Asia-Pacific, Built Environment, July 15 2019

SINGAPORE: From Jan 6 next year, new buildings or buildings undergoing large-scale renovations will have to ensure that they fulfil new accessibility regulations. These include building more spacious changing rooms and toilets for the convenience of the elderly, their caregivers and the disabled to give them a more accessible and convenient living environment.

Buildings will be required to provide larger accessible toilets on every floor, so that motorised wheelchairs can manoeuvre. PHOTO: ST FILE

Buildings will be required to provide larger accessible toilets on every floor, so that motorised wheelchairs can manoeuvre. PHOTO: ST FILE

The new regulations are part of an update made on July 5 by the Building and Construction Authority to its Code on Accessibility in the Built Environment. Two key changes will be implemented. The first is a requirement for accessible changing rooms for adults with disability or seniors who need caregivers to help change them. There was no such provision previously.

Second, buildings will be required to provide larger accessible toilets on every floor so that motorised wheelchairs can manoeuvre. These apply to buildings such as healthcare facilities, key transport nodes such as interchanges and larger shopping malls, as well as learning institutions.

Previously, at least one accessible washroom was provided at every level of non-residential buildings where toilets were provided. The minimum size then was 1.75m by 1.75m. In a Facebook post on Wednesday night, Minister for Social and Family Development Desmond Lee said the new regulations were made with the needs of the elderly and the disabled in mind.

“Singapore is a lot more accessible today than before, but a lot more needs to be done,” he said. Full-time caregiver Ei Phyu Zin, 31, of Active Global Caregivers, said the regulatory changes will ease her everyday grievances about using toilets in buildings when she is with the 75-year-old wheelchair-bound woman she cares for.

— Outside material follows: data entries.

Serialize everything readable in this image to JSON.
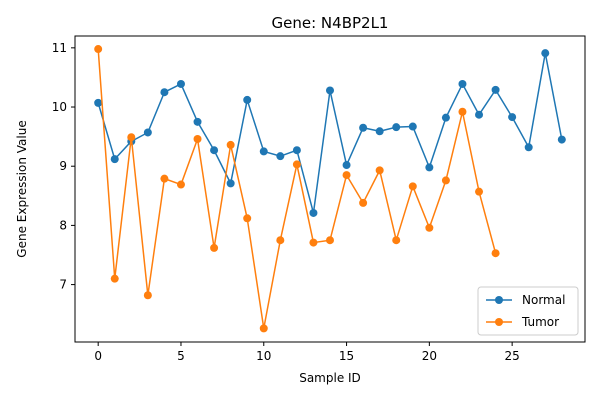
{
  "chart_data": {
    "type": "line",
    "title": "Gene: N4BP2L1",
    "xlabel": "Sample ID",
    "ylabel": "Gene Expression Value",
    "xlim": [
      -1.4,
      29.4
    ],
    "ylim": [
      6.03,
      11.2
    ],
    "x_ticks": [
      0,
      5,
      10,
      15,
      20,
      25
    ],
    "y_ticks": [
      7,
      8,
      9,
      10,
      11
    ],
    "grid": false,
    "legend_position": "lower-right",
    "series": [
      {
        "name": "Normal",
        "color": "#1f77b4",
        "x": [
          0,
          1,
          2,
          3,
          4,
          5,
          6,
          7,
          8,
          9,
          10,
          11,
          12,
          13,
          14,
          15,
          16,
          17,
          18,
          19,
          20,
          21,
          22,
          23,
          24,
          25,
          26,
          27,
          28
        ],
        "values": [
          10.07,
          9.12,
          9.42,
          9.57,
          10.25,
          10.39,
          9.75,
          9.27,
          8.71,
          10.12,
          9.25,
          9.17,
          9.27,
          8.21,
          10.28,
          9.02,
          9.65,
          9.59,
          9.66,
          9.67,
          8.98,
          9.82,
          10.39,
          9.87,
          10.29,
          9.83,
          9.32,
          10.91,
          9.45
        ]
      },
      {
        "name": "Tumor",
        "color": "#ff7f0e",
        "x": [
          0,
          1,
          2,
          3,
          4,
          5,
          6,
          7,
          8,
          9,
          10,
          11,
          12,
          13,
          14,
          15,
          16,
          17,
          18,
          19,
          20,
          21,
          22,
          23,
          24
        ],
        "values": [
          10.98,
          7.1,
          9.49,
          6.82,
          8.79,
          8.69,
          9.46,
          7.62,
          9.36,
          8.12,
          6.26,
          7.75,
          9.03,
          7.71,
          7.75,
          8.85,
          8.38,
          8.93,
          7.75,
          8.66,
          7.96,
          8.76,
          9.92,
          8.57,
          7.53
        ]
      }
    ]
  }
}
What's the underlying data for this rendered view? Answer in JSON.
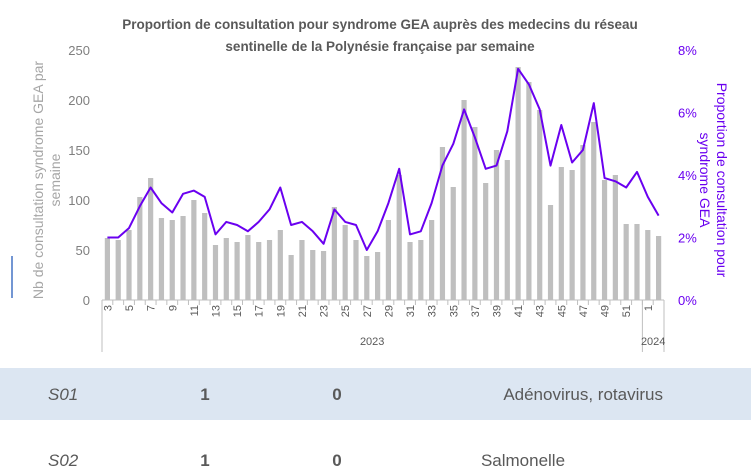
{
  "chart_data": {
    "type": "bar_line",
    "title": "Proportion de consultation pour syndrome GEA auprès des medecins du réseau sentinelle de la Polynésie française par semaine",
    "y_label": "Nb de consultation syndrome GEA par semaine",
    "y2_label": "Proportion de consultation pour syndrome GEA",
    "categories": [
      "3",
      null,
      "5",
      null,
      "7",
      null,
      "9",
      null,
      "11",
      null,
      "13",
      null,
      "15",
      null,
      "17",
      null,
      "19",
      null,
      "21",
      null,
      "23",
      null,
      "25",
      null,
      "27",
      null,
      "29",
      null,
      "31",
      null,
      "33",
      null,
      "35",
      null,
      "37",
      null,
      "39",
      null,
      "41",
      null,
      "43",
      null,
      "45",
      null,
      "47",
      null,
      "49",
      null,
      "51",
      null,
      "1",
      null
    ],
    "x_groups": [
      "2023",
      "2024"
    ],
    "series": [
      {
        "name": "Nb de consultation syndrome GEA",
        "type": "bar",
        "color": "#bfbfbf",
        "values": [
          62,
          60,
          70,
          103,
          122,
          82,
          80,
          84,
          100,
          87,
          55,
          62,
          58,
          65,
          58,
          60,
          70,
          45,
          60,
          50,
          49,
          93,
          75,
          60,
          44,
          48,
          80,
          125,
          58,
          60,
          80,
          153,
          113,
          200,
          173,
          117,
          150,
          140,
          233,
          218,
          190,
          95,
          133,
          130,
          155,
          178,
          120,
          125,
          76,
          76,
          70,
          64
        ]
      },
      {
        "name": "Proportion de consultation pour syndrome GEA",
        "type": "line",
        "axis": "y2",
        "color": "#6a00f0",
        "values": [
          2.0,
          2.0,
          2.3,
          3.0,
          3.6,
          3.1,
          2.8,
          3.4,
          3.5,
          3.3,
          2.1,
          2.5,
          2.4,
          2.2,
          2.5,
          2.9,
          3.6,
          2.4,
          2.5,
          2.2,
          1.8,
          2.9,
          2.5,
          2.4,
          1.6,
          2.2,
          3.1,
          4.2,
          2.1,
          2.2,
          3.1,
          4.3,
          5.0,
          6.1,
          5.2,
          4.2,
          4.3,
          5.4,
          7.4,
          6.9,
          6.1,
          4.3,
          5.6,
          4.4,
          4.8,
          6.3,
          3.9,
          3.8,
          3.6,
          4.1,
          3.3,
          2.7
        ]
      }
    ],
    "ylim": [
      0,
      250
    ],
    "yticks": [
      0,
      50,
      100,
      150,
      200,
      250
    ],
    "y2lim": [
      0,
      8
    ],
    "y2ticks": [
      {
        "value": 0,
        "label": "0%"
      },
      {
        "value": 2,
        "label": "2%"
      },
      {
        "value": 4,
        "label": "4%"
      },
      {
        "value": 6,
        "label": "6%"
      },
      {
        "value": 8,
        "label": "8%"
      }
    ],
    "grid": false
  },
  "table": {
    "rows": [
      [
        "S01",
        1,
        0,
        "Adénovirus, rotavirus"
      ],
      [
        "S02",
        1,
        0,
        "Salmonelle"
      ]
    ]
  }
}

“Taking a wheelchair-bound patient out can often be tedious and tiring. These additional support changes made to buildings are very welcome as they help us deal with some of the practical day-to-day challenges that we face,” she said. “For example, the current cubicles for the handicapped in toilets are not big enough to accommodate a bulky wheelchair, the elderly whom I care for and myself, as I also have to be in the toilet to help her,” she added. “This can get frustrating at times. Therefore, bigger toilets would be very helpful.”